Worker Reproduction and Caste Polymorphism Impact Genome Evolution and Social Genes Across the Ants

Abstract

Eusocial insects are characterized by several traits, including reproductive division of labor and caste polymorphisms, which likely modulate genome evolution. Concomitantly, evolution may act on specific genes and pathways underlying these novel, sociality-associated phenotypes. Reproductive division of labor should increase the magnitude of genetic drift and reduce the efficacy of selection by reducing effective population size. Caste polymorphism has been associated with relaxed selection and may facilitate directional selection on caste-specific genes. Here, we use comparative analyses of 22 ant genomes to test how reproductive division of labor and worker polymorphism influence positive selection and selection intensity across the genome. Our results demonstrate that worker reproductive capacity is associated with a reduction in the degree of relaxed selection but is not associated with any significant change to positive selection. We find decreases in positive selection in species with polymorphic workers, but no increase in the degree of relaxed selection. Finally, we explore evolutionary patterns in specific candidate genes associated with our focal traits in eusocial insects. Two oocyte patterning genes previously implicated in worker sterility evolve under intensified selection in species with reproductive workers. Behavioral caste genes generally experience relaxed selection associated with worker polymorphism, whereas vestigial and spalt, both associated with soldier development in Pheidole ants, experience intensified selection in worker polymorphic species. These findings expand our understanding of the genetic mechanisms underlying elaborations of sociality. The impacts of reproductive division of labor and caste polymorphisms on specific genes illuminate those genes' roles in generating complex eusocial phenotypes.

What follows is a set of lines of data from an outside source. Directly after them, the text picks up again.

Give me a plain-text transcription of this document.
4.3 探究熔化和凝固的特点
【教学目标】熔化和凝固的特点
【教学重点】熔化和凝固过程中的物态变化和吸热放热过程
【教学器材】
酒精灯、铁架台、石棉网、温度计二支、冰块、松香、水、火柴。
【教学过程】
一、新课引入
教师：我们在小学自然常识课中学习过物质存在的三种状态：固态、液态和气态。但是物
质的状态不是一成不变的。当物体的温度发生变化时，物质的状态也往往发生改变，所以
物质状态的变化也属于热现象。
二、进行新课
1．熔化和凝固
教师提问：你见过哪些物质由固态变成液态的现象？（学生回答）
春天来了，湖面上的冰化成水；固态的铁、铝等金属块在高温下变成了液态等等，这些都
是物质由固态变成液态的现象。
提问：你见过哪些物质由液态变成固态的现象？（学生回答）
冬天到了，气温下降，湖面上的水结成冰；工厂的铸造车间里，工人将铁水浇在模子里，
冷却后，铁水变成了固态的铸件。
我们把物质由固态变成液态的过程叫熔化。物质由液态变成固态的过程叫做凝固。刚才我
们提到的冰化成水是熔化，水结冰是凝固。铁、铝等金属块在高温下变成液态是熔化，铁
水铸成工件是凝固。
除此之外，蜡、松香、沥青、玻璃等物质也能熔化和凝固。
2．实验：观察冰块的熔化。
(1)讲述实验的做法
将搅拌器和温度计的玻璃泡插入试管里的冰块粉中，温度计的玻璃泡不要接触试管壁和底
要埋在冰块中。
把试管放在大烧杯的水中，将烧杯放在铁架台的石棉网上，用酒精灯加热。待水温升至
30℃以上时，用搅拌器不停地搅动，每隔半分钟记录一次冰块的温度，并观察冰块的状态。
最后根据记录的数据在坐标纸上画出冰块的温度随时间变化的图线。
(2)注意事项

Keywords: comparative genomics; eusocial insect evolution; positive selection; selection intensity.

Fig. 1.

Predicted and recovered effects of worker reproduction and worker polymorphism on genome-wide evolutionary patterns. Tan color and upward arrows indicate an increase in the number of genes that experience a selective regime in species with the focal trait relative to those without; blue color and downward arrows indicate a decrease in the number of genes experiencing that selective regime, with a lighter color and N.S. notation to note nonsignificant results based on a bootstrapping test; and gray color and dash indicate no significant change.

Fig. 2.

Phylogeny of sampled ant species, illustrating character states for focal social traits. Dots at the phylogeny tips are colored to indicate the trait state for that species for worker reproduction and worker polymorphism. Phylogeny adapted from Blanchard and Moreau 2017; sources for character states can be found in supplementary table S1, Supplementary Material online.

Fig. 3.

Impact of sociality-associated traits on patterns of positive selection across ant genomes. For each trait, the count of orthogroups experiencing positive selection in association with trait presence (dark-red bars) and the count of orthogroups experiencing positive selection in association with trait absence (light-red bars) are shown in the top panel. To assess the potential impact of species sampling on the ability to detect positive selection, we implemented a bootstrapping approach; for each trait, these results are shown in the bottom panel. For both worker reproduction and worker polymorphism, there are fewer genes experiencing positive selection associated with trait presence than with trait absence; however, based on the bootstrapping analysis, we are unable to rule out that this pattern is the result of species sampling, as our recovered ratios fall in the middle of the distribution of bootstrapping results.

Fig. 4.

Patterns of selection intensity genome wide. In the top panel, for each trait, the count of orthogroups experiencing relaxed selection (in lighter blue) and the count of orthogroups experiencing intensified selection (in darker blue) in association with trait presence are shown. In species with reproductive workers, left, there are significantly fewer orthogroups experiencing relaxed selection versus intensified selection (chi-squared goodness-of-fit test, P = 1.89e⁻¹³⁰). In species with polymorphic workers, right, there is no significant difference in the number of orthogroups experiencing relaxed versus intensified selection (chi-squared goodness-of-fit test, P = 0.3741). In the bottom panel, for each trait, the distribution of significant k-values inferred by RELAX is shown. k-values measure the degree of selective intensity, with values less than 1 indicating relaxation of selection, and values greater than 1 indicating intensification. Because k-values can range from zero to fifty, the x-axis is log-transformed for visual clarity.